Previously, the FDA had opened its guidance up for public comment. That public comment period ended in late August. The finalized guidance addresses those public comments.
According to FDA Commissioner Stephen Hahn, a rise in opioid deaths, especially in synthetic opioids, fuels a need to find new ways to treat opioid use disorder.
“One way we are doing so is through exploring new ways to measure effectiveness of treatments, as we seek to help individuals with opioid use disorder (OUD),” Hahn said in a statement. “We recognize that there’s great interest in developing new treatment options that result in meaningful outcomes. We know from research that treatment for OUD with both prescription drugs – including buprenorphine, methadone, and naltrexone – and relevant social, medical, and psychological services is a highly effective treatment.”

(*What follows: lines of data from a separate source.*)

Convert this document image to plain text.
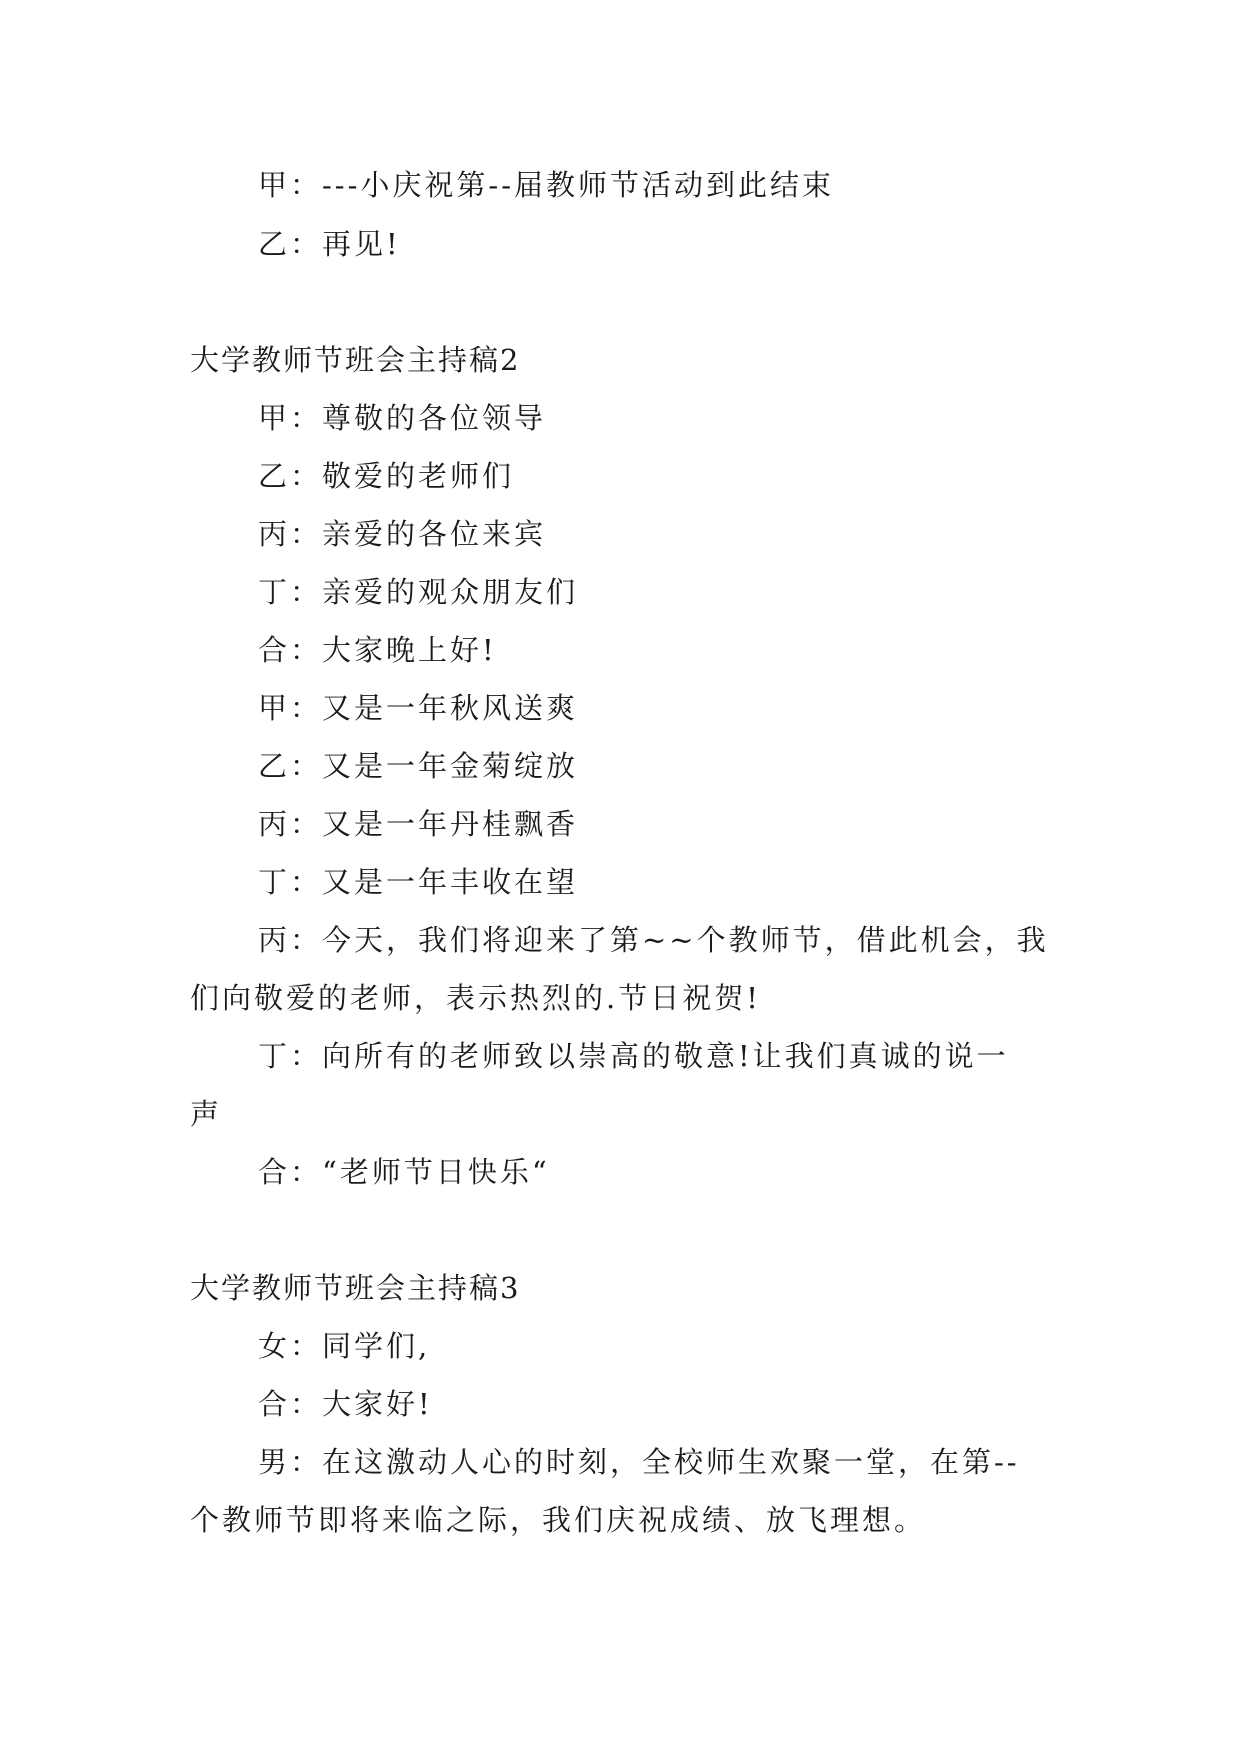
甲：---小庆祝第--届教师节活动到此结束
乙：再见!
大学教师节班会主持稿2
甲：尊敬的各位领导
乙：敬爱的老师们
丙：亲爱的各位来宾
丁：亲爱的观众朋友们
合：大家晚上好!
甲：又是一年秋风送爽
乙：又是一年金菊绽放
丙：又是一年丹桂飘香
丁：又是一年丰收在望
丙：今天，我们将迎来了第~~个教师节，借此机会，我
们向敬爱的老师，表示热烈的.节日祝贺!
丁：向所有的老师致以崇高的敬意!让我们真诚的说一
声
合：“老师节日快乐“
大学教师节班会主持稿3
女：同学们,
合：大家好!
男：在这激动人心的时刻，全校师生欢聚一堂，在第--
个教师节即将来临之际，我们庆祝成绩、放飞理想。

The guidance outlines what patients certain drugs can be used. For instance, drugs that have opioid agonist activity can be used in patients currently using opioids. Still, those with antagonist activity can only be used in patients who have discontinued opioid use because of the risk of severe withdrawal symptoms. The guidance also outlines what kinds of clinical trials should be used and what the endpoints of those trials should look like.
“The FDA is committed to assisting in the development of high-quality, effective medications and encouraging health care professionals to ensure patients with OUD are offered an adequate chance to benefit from these therapies,” Hahn said.